Mis aventuras en el corral fueron inmensas. Un día que mi padre no estaba y aún no había dado de comer a los cerdos, estos se pusieron nerviosos y apoyando sus patas en la puerta de la pocilga sacaban su cabeza gruñendo y reclamando la comida. El miedo se apoderó de mí pensando que se iban a salir de allí y yo iba a ser su único alimento.  

     Los ratos que pasaba en el corral con mi yaya eran los más bonitos. Entraba de su mano en el gallinero, cogíamos un huevo para cada una y estando todavía calientes les hacíamos un agujero en la parte superior y nos los bebíamos crudos, de un sorbo y sin pajita y a mí me gustaba. Mi yaya no sabía de salmonelas ni otras historias.
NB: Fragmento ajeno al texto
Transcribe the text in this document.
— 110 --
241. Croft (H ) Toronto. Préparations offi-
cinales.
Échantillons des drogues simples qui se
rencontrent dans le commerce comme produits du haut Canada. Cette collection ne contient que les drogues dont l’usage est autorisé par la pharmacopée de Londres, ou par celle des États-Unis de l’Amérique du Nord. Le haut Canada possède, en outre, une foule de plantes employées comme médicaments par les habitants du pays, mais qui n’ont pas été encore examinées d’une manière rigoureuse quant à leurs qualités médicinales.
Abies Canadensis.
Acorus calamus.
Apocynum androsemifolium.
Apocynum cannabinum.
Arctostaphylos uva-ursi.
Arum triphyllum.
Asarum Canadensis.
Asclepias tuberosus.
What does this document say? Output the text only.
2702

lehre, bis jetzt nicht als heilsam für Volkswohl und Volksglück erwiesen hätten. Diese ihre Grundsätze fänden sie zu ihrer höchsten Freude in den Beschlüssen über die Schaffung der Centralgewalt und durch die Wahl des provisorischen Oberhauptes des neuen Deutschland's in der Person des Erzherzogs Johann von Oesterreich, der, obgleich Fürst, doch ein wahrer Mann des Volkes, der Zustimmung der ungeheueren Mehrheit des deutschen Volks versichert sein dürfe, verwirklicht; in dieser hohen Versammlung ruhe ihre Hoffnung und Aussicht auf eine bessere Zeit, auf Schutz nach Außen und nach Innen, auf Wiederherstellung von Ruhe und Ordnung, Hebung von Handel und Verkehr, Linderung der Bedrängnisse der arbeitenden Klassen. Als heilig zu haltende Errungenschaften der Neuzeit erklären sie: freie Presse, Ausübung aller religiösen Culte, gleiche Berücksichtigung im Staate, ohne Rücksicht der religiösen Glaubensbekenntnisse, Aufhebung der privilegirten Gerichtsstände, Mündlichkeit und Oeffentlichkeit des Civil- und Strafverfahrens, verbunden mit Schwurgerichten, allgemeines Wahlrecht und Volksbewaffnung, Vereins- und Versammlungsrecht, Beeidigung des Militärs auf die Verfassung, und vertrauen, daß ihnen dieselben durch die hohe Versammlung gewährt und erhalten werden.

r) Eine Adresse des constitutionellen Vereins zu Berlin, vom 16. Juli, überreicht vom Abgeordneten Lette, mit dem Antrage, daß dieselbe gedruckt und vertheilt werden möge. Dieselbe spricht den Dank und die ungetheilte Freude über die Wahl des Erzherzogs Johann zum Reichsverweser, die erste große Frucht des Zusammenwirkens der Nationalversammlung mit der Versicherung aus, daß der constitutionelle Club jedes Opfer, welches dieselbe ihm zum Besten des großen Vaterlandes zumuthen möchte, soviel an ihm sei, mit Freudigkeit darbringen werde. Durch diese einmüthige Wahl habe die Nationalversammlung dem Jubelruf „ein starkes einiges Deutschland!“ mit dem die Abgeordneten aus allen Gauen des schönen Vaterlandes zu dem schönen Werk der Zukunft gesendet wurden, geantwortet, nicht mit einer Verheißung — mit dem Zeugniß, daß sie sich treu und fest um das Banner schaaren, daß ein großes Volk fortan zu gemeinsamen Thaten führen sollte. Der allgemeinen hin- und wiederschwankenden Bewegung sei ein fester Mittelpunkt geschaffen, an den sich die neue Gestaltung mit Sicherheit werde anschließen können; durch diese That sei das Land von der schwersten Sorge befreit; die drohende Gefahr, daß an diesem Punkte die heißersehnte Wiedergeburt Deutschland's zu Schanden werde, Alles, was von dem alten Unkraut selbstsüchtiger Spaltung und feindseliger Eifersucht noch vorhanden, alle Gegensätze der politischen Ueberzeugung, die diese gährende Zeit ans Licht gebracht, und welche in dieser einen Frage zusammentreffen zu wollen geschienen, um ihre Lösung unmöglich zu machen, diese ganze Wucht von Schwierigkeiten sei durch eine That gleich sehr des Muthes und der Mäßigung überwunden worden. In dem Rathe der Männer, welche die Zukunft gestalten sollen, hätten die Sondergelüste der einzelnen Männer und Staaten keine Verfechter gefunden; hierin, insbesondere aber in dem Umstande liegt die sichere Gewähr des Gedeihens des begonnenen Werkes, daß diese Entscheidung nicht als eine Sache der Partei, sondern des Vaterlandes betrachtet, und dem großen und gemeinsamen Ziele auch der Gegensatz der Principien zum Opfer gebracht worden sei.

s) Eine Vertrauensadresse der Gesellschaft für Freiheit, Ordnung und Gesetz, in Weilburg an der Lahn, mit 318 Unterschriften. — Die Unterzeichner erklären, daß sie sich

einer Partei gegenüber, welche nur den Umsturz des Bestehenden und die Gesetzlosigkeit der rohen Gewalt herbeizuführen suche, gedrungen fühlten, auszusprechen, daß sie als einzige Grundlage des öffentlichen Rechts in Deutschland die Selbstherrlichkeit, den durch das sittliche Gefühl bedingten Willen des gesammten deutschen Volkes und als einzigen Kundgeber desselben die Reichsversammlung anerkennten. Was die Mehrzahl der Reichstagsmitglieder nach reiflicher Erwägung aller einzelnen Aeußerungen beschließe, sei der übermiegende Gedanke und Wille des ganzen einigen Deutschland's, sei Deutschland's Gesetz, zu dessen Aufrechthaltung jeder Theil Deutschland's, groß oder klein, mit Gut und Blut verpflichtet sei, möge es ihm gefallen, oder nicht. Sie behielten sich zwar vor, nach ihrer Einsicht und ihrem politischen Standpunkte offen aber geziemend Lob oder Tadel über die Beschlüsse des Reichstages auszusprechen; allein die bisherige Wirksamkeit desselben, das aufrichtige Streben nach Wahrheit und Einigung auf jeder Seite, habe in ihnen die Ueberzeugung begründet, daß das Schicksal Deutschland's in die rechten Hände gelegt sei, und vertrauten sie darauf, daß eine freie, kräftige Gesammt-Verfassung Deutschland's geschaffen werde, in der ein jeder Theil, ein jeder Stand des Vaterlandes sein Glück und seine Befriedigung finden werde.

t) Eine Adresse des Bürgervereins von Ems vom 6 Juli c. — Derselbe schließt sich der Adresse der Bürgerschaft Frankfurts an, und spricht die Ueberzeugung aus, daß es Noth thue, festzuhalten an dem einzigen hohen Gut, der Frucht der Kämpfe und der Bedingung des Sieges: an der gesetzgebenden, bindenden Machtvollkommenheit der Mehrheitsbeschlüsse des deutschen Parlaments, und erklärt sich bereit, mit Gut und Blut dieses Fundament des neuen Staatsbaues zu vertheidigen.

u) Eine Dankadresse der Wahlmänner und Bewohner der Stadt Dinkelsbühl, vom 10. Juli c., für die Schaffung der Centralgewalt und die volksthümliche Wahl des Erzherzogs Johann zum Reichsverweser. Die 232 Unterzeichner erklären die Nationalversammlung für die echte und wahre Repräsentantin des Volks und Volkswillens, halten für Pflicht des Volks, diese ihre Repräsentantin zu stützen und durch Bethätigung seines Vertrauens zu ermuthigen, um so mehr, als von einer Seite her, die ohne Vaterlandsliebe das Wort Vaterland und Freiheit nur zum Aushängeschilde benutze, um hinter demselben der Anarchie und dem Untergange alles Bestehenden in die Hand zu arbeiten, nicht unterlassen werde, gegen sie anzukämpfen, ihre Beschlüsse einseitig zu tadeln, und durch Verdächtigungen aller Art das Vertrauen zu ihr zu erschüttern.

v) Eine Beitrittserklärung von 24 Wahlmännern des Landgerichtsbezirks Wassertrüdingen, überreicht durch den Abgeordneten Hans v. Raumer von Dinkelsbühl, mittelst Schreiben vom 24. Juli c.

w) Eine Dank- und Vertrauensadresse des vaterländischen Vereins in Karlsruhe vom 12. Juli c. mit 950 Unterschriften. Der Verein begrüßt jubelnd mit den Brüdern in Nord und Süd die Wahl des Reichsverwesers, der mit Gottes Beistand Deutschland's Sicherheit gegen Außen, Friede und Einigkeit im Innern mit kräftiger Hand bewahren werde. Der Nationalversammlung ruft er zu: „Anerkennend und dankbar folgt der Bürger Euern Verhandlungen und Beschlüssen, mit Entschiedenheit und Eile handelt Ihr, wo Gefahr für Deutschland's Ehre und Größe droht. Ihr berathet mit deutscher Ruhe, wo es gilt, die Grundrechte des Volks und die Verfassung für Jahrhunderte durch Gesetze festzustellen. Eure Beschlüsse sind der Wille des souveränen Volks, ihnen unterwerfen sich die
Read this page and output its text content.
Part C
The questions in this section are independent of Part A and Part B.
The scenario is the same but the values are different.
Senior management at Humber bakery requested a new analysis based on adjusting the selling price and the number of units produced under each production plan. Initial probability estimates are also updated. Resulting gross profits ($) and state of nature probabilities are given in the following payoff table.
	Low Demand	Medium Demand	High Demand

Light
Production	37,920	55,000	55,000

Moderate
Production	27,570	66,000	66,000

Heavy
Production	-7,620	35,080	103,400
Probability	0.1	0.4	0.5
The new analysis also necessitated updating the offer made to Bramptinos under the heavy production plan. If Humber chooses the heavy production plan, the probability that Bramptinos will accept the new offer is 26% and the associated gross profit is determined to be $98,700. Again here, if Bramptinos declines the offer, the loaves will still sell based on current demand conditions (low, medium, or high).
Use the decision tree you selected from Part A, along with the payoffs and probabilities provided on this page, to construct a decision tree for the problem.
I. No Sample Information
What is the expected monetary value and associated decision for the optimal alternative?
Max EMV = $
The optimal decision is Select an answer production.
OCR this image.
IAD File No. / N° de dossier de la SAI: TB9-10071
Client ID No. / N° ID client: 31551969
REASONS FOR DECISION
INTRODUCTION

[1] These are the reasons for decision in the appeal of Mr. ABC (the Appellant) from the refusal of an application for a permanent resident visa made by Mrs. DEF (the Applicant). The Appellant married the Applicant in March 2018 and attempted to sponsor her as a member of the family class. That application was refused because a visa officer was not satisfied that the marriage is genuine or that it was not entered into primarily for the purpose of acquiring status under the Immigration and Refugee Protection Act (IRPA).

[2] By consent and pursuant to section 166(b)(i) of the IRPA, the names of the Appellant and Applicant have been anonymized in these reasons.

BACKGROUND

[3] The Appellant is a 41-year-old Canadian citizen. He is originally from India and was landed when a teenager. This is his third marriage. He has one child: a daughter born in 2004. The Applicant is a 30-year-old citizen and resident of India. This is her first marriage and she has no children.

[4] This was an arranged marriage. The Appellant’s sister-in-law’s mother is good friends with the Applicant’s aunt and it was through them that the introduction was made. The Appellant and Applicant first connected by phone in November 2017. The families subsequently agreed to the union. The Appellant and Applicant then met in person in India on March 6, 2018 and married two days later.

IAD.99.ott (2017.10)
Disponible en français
Recuerdo también ver a mi padre ordeñar a la vaca y cómo me embriagaba el olor de la leche; yo estaba deseando que mi madre la hirviese para beberme un vaso y comerme como el mejor de los dulces, la capa de nata espesa revuelta con azúcar.

    Otra cosa que me encantaba era amasar la comida de los cerdos. En un cubo mi padre ponía mendrugos de pan duro a remojar. Luego añadía pienso y yo metía el brazo hasta más allá del codo y con mis manos deshacía el pan hasta convertir la mezcla en una papilla. Había que ver luego con que desespero se lo comían. Tengo la sensación de que como deprisa desde entonces.

    En el corral también se mataba el pollo y el conejo para la paella del domingo. Yo veía cortar el cuello de la gallina y cómo su sangre se cuajaba rápidamente en el plato. Después se desplumaba y yo jugaba con las largas plumas de las alas como si fueran estilográficas. Desollar el conejo era también algo a lo que yo estaba acostumbrada. Una vez degollado se ataba abierto por la mitad, bien espatarrado para quitarle la piel. Aquello era para mí como una auténtica clase de anatomía.

    Nunca olvidaré mi corral. Lugar de gratas vivencias en donde los animales formaban parte de mi vida.

    Aunque no soy vegana, respeto mucho a los animales y no me gusta que sufran al morir. Espero que esta narración no ofenda a los animalistas. Lo que cuento es parte de la historia.